Henk précise : « Ces jeunes gestionnaires ne sont pas là pour faire joli : ils assistent aux réunions des actionnaires, prononcent des discours, font des présentations et, surtout, proposent des idées pour améliorer les activités d'Euglena ». La première CFO, Kyoko Ozawa (17 ans), et son équipe voulaient trouver une solution à l'utilisation de bouteilles en PET et d'autres plastiques. Ils ont été entendus : le développement de bioplastiques, à partir de l'euglène et de ses déchets, est en plein essor. Les premiers résultats des tests montrent que le bioplastique est plus résistant que le plastique dérivé du pétrole et moins nocif pour la nature.

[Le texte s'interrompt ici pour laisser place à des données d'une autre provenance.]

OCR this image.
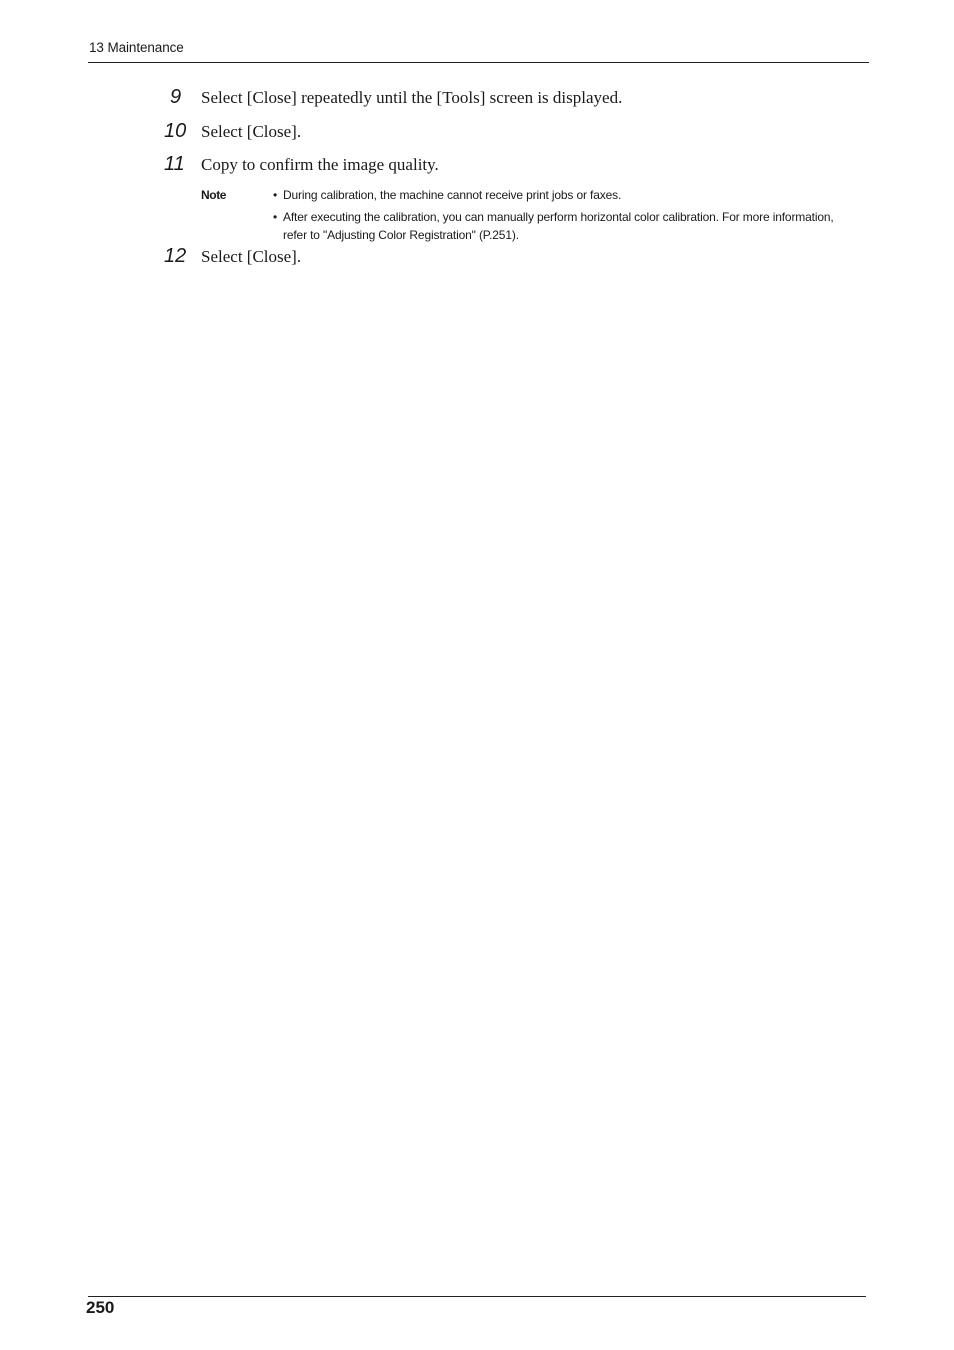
13 Maintenance
9	Select [Close] repeatedly until the [Tools] screen is displayed.
10 Select [Close].
11 Copy to confirm the image quality.
Note	• During calibration, the machine cannot receive print jobs or faxes.
• After executing the calibration, you can manually perform horizontal color calibration. For more information, refer to "Adjusting Color Registration" (P.251).
12 Select [Close].
250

Un nouveau ou une nouvelle jeune CFO est nommé·e chaque année. Henk : « la successeuse de Kyoko, Rena Kawasaki, a eu l'idée de faire totalement fonctionner les piscines, où l'on cultive l'euglène, avec de l'énergie renouvelable. Cette adolescente ambitieuse a depuis cédé son poste au troisième CFO. Mais elle continue de se battre pour un monde meilleur. Elle a remporté le prix international de la paix pour les enfants à La Haye l'année dernière. »
Des possibilités infinies pour l'euglène
Henk loue le caractère novateur d’Euglena. « Chez Triodos Investment Management, nous voyons le potentiel de ce produit unique et de cette entreprise remarquable. Elle utilise ses profits pour améliorer la vie d’autrui. Elle s’engage dans un effort continu pour découvrir de nouveaux usages. Une des propriétés de l’euglène est qu’elle stimule le développement des tissus cutanés. Une crème cicatrisante est actuellement en développement. Les possibilités paraissent infinies. »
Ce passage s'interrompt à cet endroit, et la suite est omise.